Эти движения и силы создавали пространство для нового искусства — популистского, но не популярного. В своем эссе Гринберг смешал популистское и популярное. Гринберг считал, что советское и нацистское искусство были вариантами китча, с помощью которого политические вожди хотели потрафить публике. Однако Гринберг ошибался в том, что определил популистскую культуру как китч. Конечно, популистская культура — это не высокая культура, но это и не китч, хотя бы потому, что популистская культура скучна. Она хочет быть назидательной и поэтому не обладает развлекательным компонентом, который ожидают и требуют от китча. Популистская культура функционирует не потому, что кому-то нравится, а потому, что служит знаком верности определенной популистской идеологии. А эту верность лишь отчасти выбирают свободно.

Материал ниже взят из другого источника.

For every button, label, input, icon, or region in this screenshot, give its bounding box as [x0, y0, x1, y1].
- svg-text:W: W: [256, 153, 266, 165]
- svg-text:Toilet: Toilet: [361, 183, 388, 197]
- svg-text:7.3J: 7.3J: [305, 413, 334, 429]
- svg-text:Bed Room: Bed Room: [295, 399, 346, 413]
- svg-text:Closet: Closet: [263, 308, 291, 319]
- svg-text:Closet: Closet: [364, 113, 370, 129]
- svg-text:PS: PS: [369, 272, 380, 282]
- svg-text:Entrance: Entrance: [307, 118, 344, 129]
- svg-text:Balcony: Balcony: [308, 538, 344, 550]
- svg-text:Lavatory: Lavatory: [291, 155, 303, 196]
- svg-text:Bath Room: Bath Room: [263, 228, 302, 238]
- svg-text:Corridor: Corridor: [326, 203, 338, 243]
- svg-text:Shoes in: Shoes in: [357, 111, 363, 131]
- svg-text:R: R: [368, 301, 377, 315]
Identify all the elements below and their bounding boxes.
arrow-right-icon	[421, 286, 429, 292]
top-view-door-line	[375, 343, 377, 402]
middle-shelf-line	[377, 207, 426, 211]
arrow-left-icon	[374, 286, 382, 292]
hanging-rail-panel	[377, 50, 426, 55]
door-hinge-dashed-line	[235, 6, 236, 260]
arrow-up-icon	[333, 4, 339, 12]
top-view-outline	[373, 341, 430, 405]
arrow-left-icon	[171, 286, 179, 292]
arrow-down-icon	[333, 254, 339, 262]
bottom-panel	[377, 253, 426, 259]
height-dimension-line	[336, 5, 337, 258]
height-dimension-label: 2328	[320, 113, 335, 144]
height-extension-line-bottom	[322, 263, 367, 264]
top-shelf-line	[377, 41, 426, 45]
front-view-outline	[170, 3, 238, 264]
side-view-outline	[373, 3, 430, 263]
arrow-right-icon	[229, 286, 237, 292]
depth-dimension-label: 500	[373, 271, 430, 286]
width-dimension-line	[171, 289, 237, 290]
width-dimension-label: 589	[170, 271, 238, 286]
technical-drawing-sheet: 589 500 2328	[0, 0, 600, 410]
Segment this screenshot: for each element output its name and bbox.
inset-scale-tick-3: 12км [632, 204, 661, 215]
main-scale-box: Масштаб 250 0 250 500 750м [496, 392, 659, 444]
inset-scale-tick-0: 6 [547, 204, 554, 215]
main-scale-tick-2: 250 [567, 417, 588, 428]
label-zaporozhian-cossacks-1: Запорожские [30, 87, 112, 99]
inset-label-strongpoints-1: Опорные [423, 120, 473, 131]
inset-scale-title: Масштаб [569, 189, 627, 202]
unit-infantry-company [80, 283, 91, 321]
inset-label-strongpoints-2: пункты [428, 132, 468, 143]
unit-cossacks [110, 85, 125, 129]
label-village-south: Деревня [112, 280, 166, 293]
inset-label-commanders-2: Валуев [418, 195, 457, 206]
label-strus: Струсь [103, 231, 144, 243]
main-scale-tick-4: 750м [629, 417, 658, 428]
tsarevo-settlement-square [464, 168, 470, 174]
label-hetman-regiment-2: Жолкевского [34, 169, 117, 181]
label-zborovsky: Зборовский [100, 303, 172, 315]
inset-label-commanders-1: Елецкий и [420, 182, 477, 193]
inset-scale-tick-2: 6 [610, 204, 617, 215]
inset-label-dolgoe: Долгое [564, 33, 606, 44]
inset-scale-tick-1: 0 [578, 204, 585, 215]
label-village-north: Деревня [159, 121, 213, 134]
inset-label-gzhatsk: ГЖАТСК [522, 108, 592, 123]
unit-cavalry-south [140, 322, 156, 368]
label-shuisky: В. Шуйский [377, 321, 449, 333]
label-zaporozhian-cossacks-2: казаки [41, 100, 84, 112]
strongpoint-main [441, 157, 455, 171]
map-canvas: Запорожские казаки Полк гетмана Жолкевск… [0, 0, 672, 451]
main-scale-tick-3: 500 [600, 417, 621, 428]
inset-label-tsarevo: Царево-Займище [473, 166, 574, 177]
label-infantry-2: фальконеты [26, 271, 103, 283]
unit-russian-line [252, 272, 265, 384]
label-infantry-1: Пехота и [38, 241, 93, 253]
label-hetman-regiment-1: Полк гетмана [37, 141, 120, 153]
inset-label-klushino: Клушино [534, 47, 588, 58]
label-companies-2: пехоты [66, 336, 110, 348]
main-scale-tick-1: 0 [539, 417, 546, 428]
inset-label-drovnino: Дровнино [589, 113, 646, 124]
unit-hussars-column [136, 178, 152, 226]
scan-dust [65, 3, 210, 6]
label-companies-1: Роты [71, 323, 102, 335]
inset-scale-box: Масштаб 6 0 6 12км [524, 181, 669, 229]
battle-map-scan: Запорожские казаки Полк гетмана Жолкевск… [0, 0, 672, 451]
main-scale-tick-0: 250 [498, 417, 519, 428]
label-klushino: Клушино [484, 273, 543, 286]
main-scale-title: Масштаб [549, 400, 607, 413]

В эпоху постмодерна нас учили, что личность, индивидуальность и субъективность — лишь ничего не значащие, не имеющие референта знаки или маски. Лицо есть маска, и поэтому за ним ничего не прячется. Но как нам уклониться от маски, которую нам навязывает общество? Мы больше не можем рассчитывать, что откроем нашу истинную, скрытую, внутреннюю, универсальную идентичность и вырвемся из внешней, ложной, партикулярной идентичности, потому что единственной альтернативой нашей социальной маске, которую мы обнаруживаем, оказывается просто другая маска. Маски могут меняться местами и участвовать в карнавальном обмене, о котором говорил Михаил Бахтин в рамках теории «карнавализации» культуры и который считал единственной подлинной формой массовой культуры.
Однако постоянный обмен знаками вызывает у людей беспокойство. Поэтому возникает желание его остановить. Это желание — желание популизма. Речь больше не идет о раскрытии себя как пролетария или арийца и срывании масок с других — буржуа или евреев, как это было в классической модерности. Сегодня люди принимают свои уже имеющиеся маски и провозглашают их своими лицами, хотя прекрасно знают, что это всего лишь маски. Единственное, что происходит в результате — прекращение постоянного обмена масками: карнавал останавливается и становится неподвижной сценой. Мир превращается в музейную выставку — серьезную и ответственную. Однако это выставка без наблюдателя, потому что увидеть ее может только Бог. А Бог не отличает эстетическое признание от непризнания, прекрасное от непрекрасного, развлекательное от скучного. Бог, как мы знаем, ценит только серьезность этической и политической преданности. Поэтому в условиях популизма художники и интеллектуалы освобождаются от нажима, требующего от них создавать что-то эстетически релевантное или развлекательное, способное переступать границу между элитарным вкусом и вкусом массовым. Серьезная преданность собственной идентичности достаточна для того, чтобы тебя приняли и уважали. Такое обещание освобождения, облегчения по-настоящему соблазнительно. И именно поэтому любой популизм от природы религиозен. Любому выступлению populus нужен Бог в качестве единственного зрителя, потому что каждый зритель-человек неизбежно позиционирует себя как аутсайдера, вносящего разделение.